During the hearing, a psychiatrist/neurologist testified on Watson’s behalf. The expert stated that medical marijuana would allow Watson to reduce his prescription opiate use. This would lower risk of addiction and dangerous side effects. The court established that Watson’s cannabis usage is indeed medicinal and that his insurance company should cover his claim.
The presiding judge, Ingrid L. French, stated:
Opioids, such as methadone, oxycodone (such as OxyContin®) and hydrocodone (such as Vicodin®), have been responsible for over 183,000 deaths during the last 15 years. Their misuse, abuse and addiction are rampant in the United States. In 2014, almost 2 million Americans abused or were dependent on prescription opioids. On any given day, 1,000 people on the average are treated in emergency situations for the misuse of these drugs.

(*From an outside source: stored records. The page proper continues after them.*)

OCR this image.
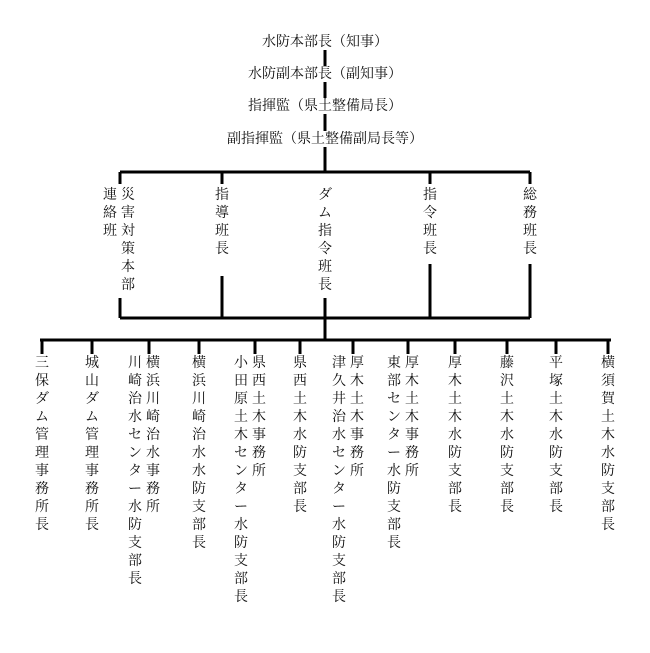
水防本部長（知事）
水防副本部長（副知事）
指揮監（県土整備局長）
副指揮監（県土整備副局長等）
災害対策本部連絡班
指導班長
ダム指令班長
指令班長
総務班長
三保ダム管理事務所長
城山ダム管理事務所長
横浜川崎治水事務所川崎治水センター水防支部長
横浜川崎治水水防支部長
県西土木事務所小田原土木センター水防支部長
県西土木水防支部長
厚木土木事務所津久井治水センター水防支部長
厚木土木事務所東部センター水防支部長
厚木土木水防支部長
藤沢土木水防支部長
平塚土木水防支部長
横須賀土木水防支部長
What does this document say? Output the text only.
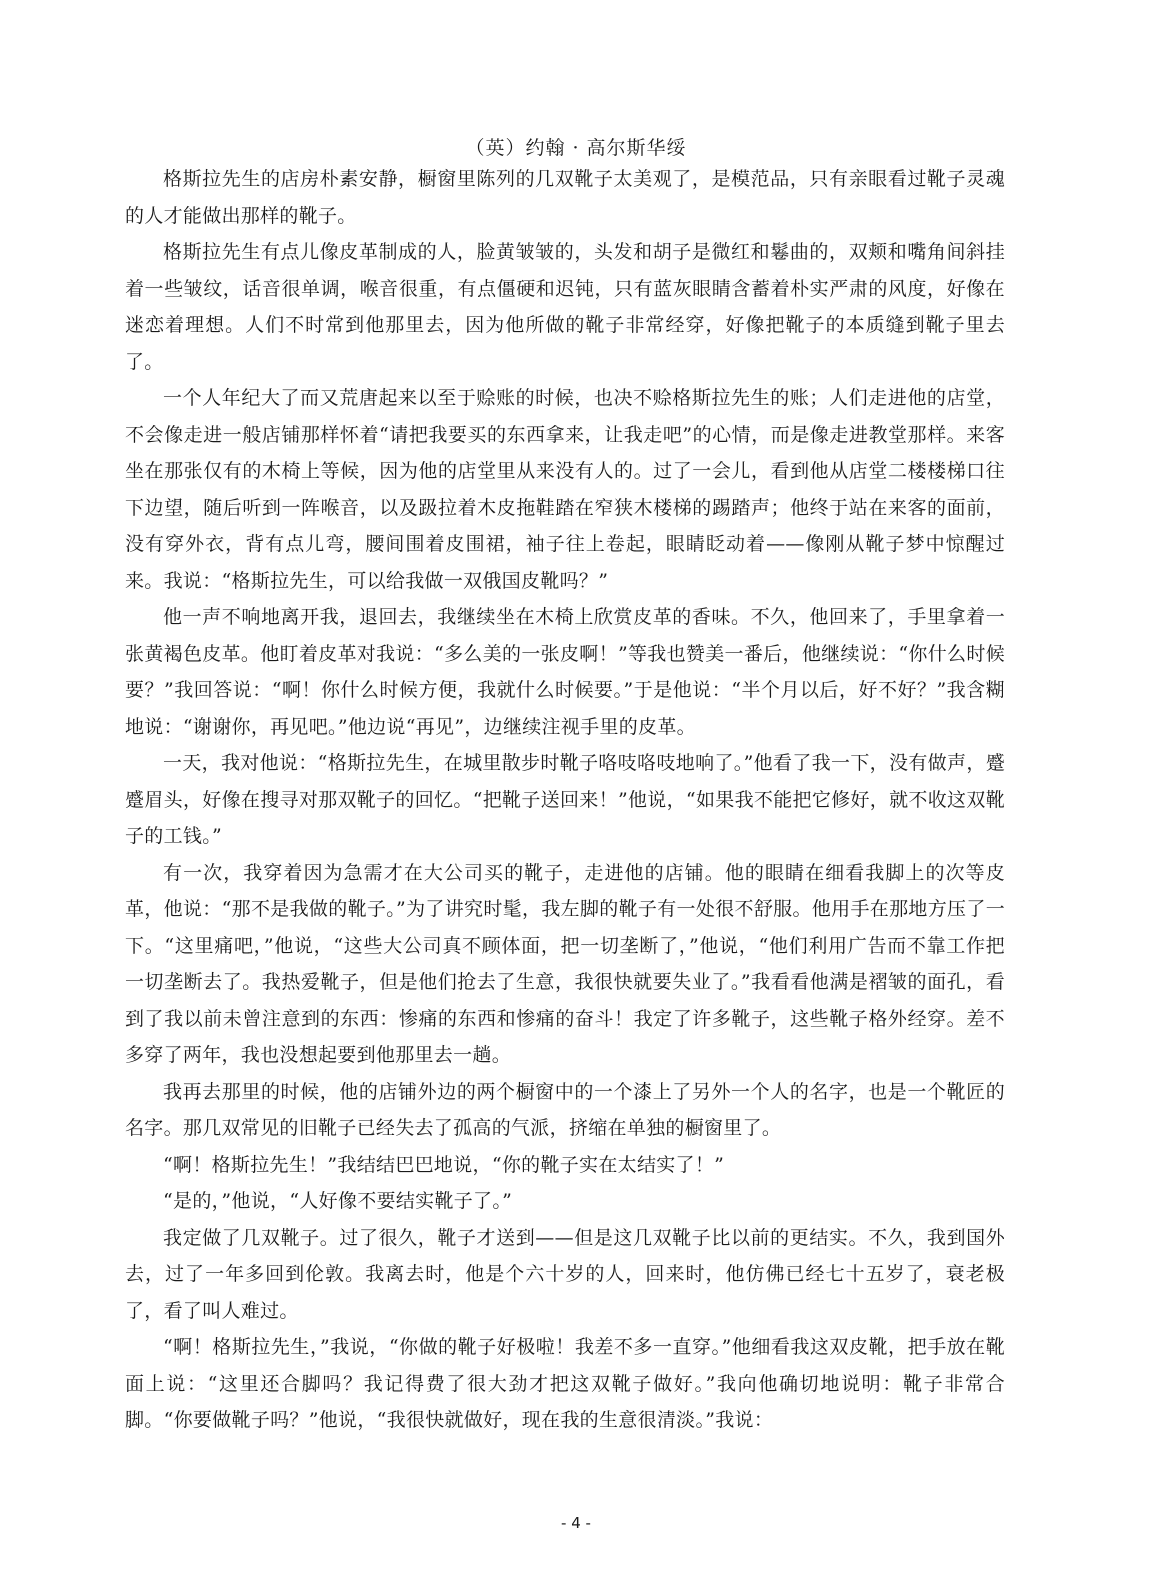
（英）约翰 · 高尔斯华绥

格斯拉先生的店房朴素安静，橱窗里陈列的几双靴子太美观了，是模范品，只有亲眼看过靴子灵魂的人才能做出那样的靴子。

格斯拉先生有点儿像皮革制成的人，脸黄皱皱的，头发和胡子是微红和鬈曲的，双颊和嘴角间斜挂着一些皱纹，话音很单调，喉音很重，有点僵硬和迟钝，只有蓝灰眼睛含蓄着朴实严肃的风度，好像在迷恋着理想。人们不时常到他那里去，因为他所做的靴子非常经穿，好像把靴子的本质缝到靴子里去了。

一个人年纪大了而又荒唐起来以至于赊账的时候，也决不赊格斯拉先生的账；人们走进他的店堂，不会像走进一般店铺那样怀着“请把我要买的东西拿来，让我走吧”的心情，而是像走进教堂那样。来客坐在那张仅有的木椅上等候，因为他的店堂里从来没有人的。过了一会儿，看到他从店堂二楼楼梯口往下边望，随后听到一阵喉音，以及趿拉着木皮拖鞋踏在窄狭木楼梯的踢踏声；他终于站在来客的面前，没有穿外衣，背有点儿弯，腰间围着皮围裙，袖子往上卷起，眼睛眨动着——像刚从靴子梦中惊醒过来。我说：“格斯拉先生，可以给我做一双俄国皮靴吗？”

他一声不响地离开我，退回去，我继续坐在木椅上欣赏皮革的香味。不久，他回来了，手里拿着一张黄褐色皮革。他盯着皮革对我说：“多么美的一张皮啊！”等我也赞美一番后，他继续说：“你什么时候要？”我回答说：“啊！你什么时候方便，我就什么时候要。”于是他说：“半个月以后，好不好？”我含糊地说：“谢谢你，再见吧。”他边说“再见”，边继续注视手里的皮革。

一天，我对他说：“格斯拉先生，在城里散步时靴子咯吱咯吱地响了。”他看了我一下，没有做声，蹙蹙眉头，好像在搜寻对那双靴子的回忆。“把靴子送回来！”他说，“如果我不能把它修好，就不收这双靴子的工钱。”

有一次，我穿着因为急需才在大公司买的靴子，走进他的店铺。他的眼睛在细看我脚上的次等皮革，他说：“那不是我做的靴子。”为了讲究时髦，我左脚的靴子有一处很不舒服。他用手在那地方压了一下。“这里痛吧，”他说，“这些大公司真不顾体面，把一切垄断了，”他说，“他们利用广告而不靠工作把一切垄断去了。我热爱靴子，但是他们抢去了生意，我很快就要失业了。”我看看他满是褶皱的面孔，看到了我以前未曾注意到的东西：惨痛的东西和惨痛的奋斗！我定了许多靴子，这些靴子格外经穿。差不多穿了两年，我也没想起要到他那里去一趟。

我再去那里的时候，他的店铺外边的两个橱窗中的一个漆上了另外一个人的名字，也是一个靴匠的名字。那几双常见的旧靴子已经失去了孤高的气派，挤缩在单独的橱窗里了。

“啊！格斯拉先生！”我结结巴巴地说，“你的靴子实在太结实了！”

“是的，”他说，“人好像不要结实靴子了。”

我定做了几双靴子。过了很久，靴子才送到——但是这几双靴子比以前的更结实。不久，我到国外去，过了一年多回到伦敦。我离去时，他是个六十岁的人，回来时，他仿佛已经七十五岁了，衰老极了，看了叫人难过。

“啊！格斯拉先生，”我说，“你做的靴子好极啦！我差不多一直穿。”他细看我这双皮靴，把手放在靴面上说：“这里还合脚吗？我记得费了很大劲才把这双靴子做好。”我向他确切地说明：靴子非常合脚。“你要做靴子吗？”他说，“我很快就做好，现在我的生意很清淡。”我说：

- 4 -
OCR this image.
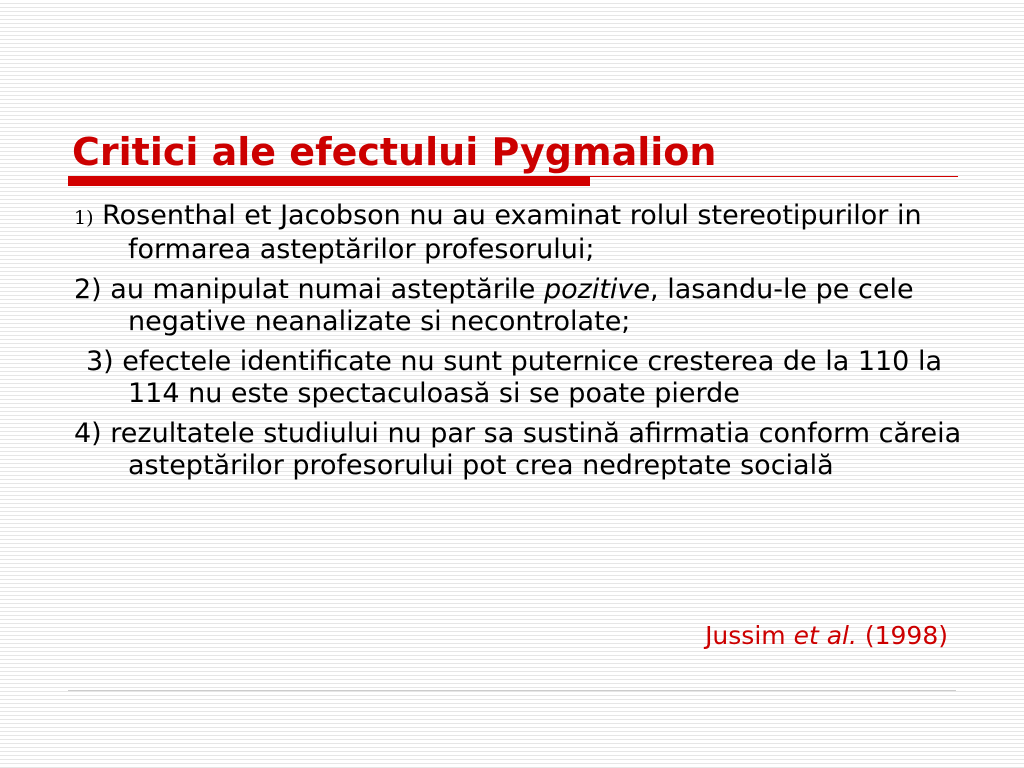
Critici ale efectului Pygmalion
1) Rosenthal et Jacobson nu au examinat rolul stereotipurilor in formarea asteptărilor profesorului;
2) au manipulat numai asteptările pozitive, lasandu-le pe cele negative neanalizate si necontrolate;
3) efectele identificate nu sunt puternice cresterea de la 110 la 114 nu este spectaculoasă si se poate pierde
4) rezultatele studiului nu par sa sustină afirmatia conform căreia asteptărilor profesorului pot crea nedreptate socială
Jussim et al. (1998)
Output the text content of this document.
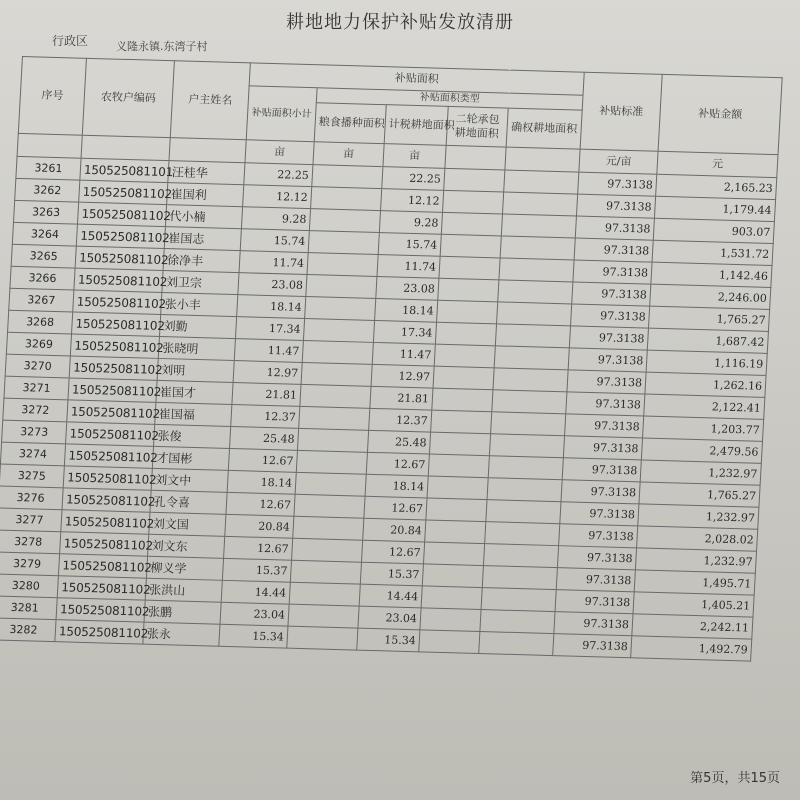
耕地地力保护补贴发放清册
行政区	义隆永镇.东湾子村
序号	农牧户编码	户主姓名	补贴面积					补贴标准	补贴金额
			补贴面积小计	补贴面积类型					
				粮食播种面积	计税耕地面积	二轮承包耕地面积	确权耕地面积		
			亩	亩	亩			元/亩	元
3261	150525081101	汪桂华	22.25		22.25			97.3138	2,165.23
3262	150525081102	崔国利	12.12		12.12			97.3138	1,179.44
3263	150525081102	代小楠	9.28		9.28			97.3138	903.07
3264	150525081102	崔国志	15.74		15.74			97.3138	1,531.72
3265	150525081102	徐净丰	11.74		11.74			97.3138	1,142.46
3266	150525081102	刘卫宗	23.08		23.08			97.3138	2,246.00
3267	150525081102	张小丰	18.14		18.14			97.3138	1,765.27
3268	150525081102	刘勤	17.34		17.34			97.3138	1,687.42
3269	150525081102	张晓明	11.47		11.47			97.3138	1,116.19
3270	150525081102	刘明	12.97		12.97			97.3138	1,262.16
3271	150525081102	崔国才	21.81		21.81			97.3138	2,122.41
3272	150525081102	崔国福	12.37		12.37			97.3138	1,203.77
3273	150525081102	张俊	25.48		25.48			97.3138	2,479.56
3274	150525081102	才国彬	12.67		12.67			97.3138	1,232.97
3275	150525081102	刘文中	18.14		18.14			97.3138	1,765.27
3276	150525081102	孔令喜	12.67		12.67			97.3138	1,232.97
3277	150525081102	刘文国	20.84		20.84			97.3138	2,028.02
3278	150525081102	刘文东	12.67		12.67			97.3138	1,232.97
3279	150525081102	柳义学	15.37		15.37			97.3138	1,495.71
3280	150525081102	张洪山	14.44		14.44			97.3138	1,405.21
3281	150525081102	张鹏	23.04		23.04			97.3138	2,242.11
3282	150525081102	张永	15.34		15.34			97.3138	1,492.79
第5页，共15页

As of early 2017, medical cannabis is legal in 28 states. More doctors and patient are likely to choose cannabis over mainstream prescription drugs to treat ailments such as pain. Pain management is a perfect contender for cannabis treatment, considering existing pharmaceutical solutions are quite addictive and outright dangerous.
Judge French called Watson’s choice to use medical cannabis as “cautious, mature, and… exceptionally conscientious.” Many believe that medical cannabis can benefit both patients and insurance companies because treatment is less costly than pharmaceutical options.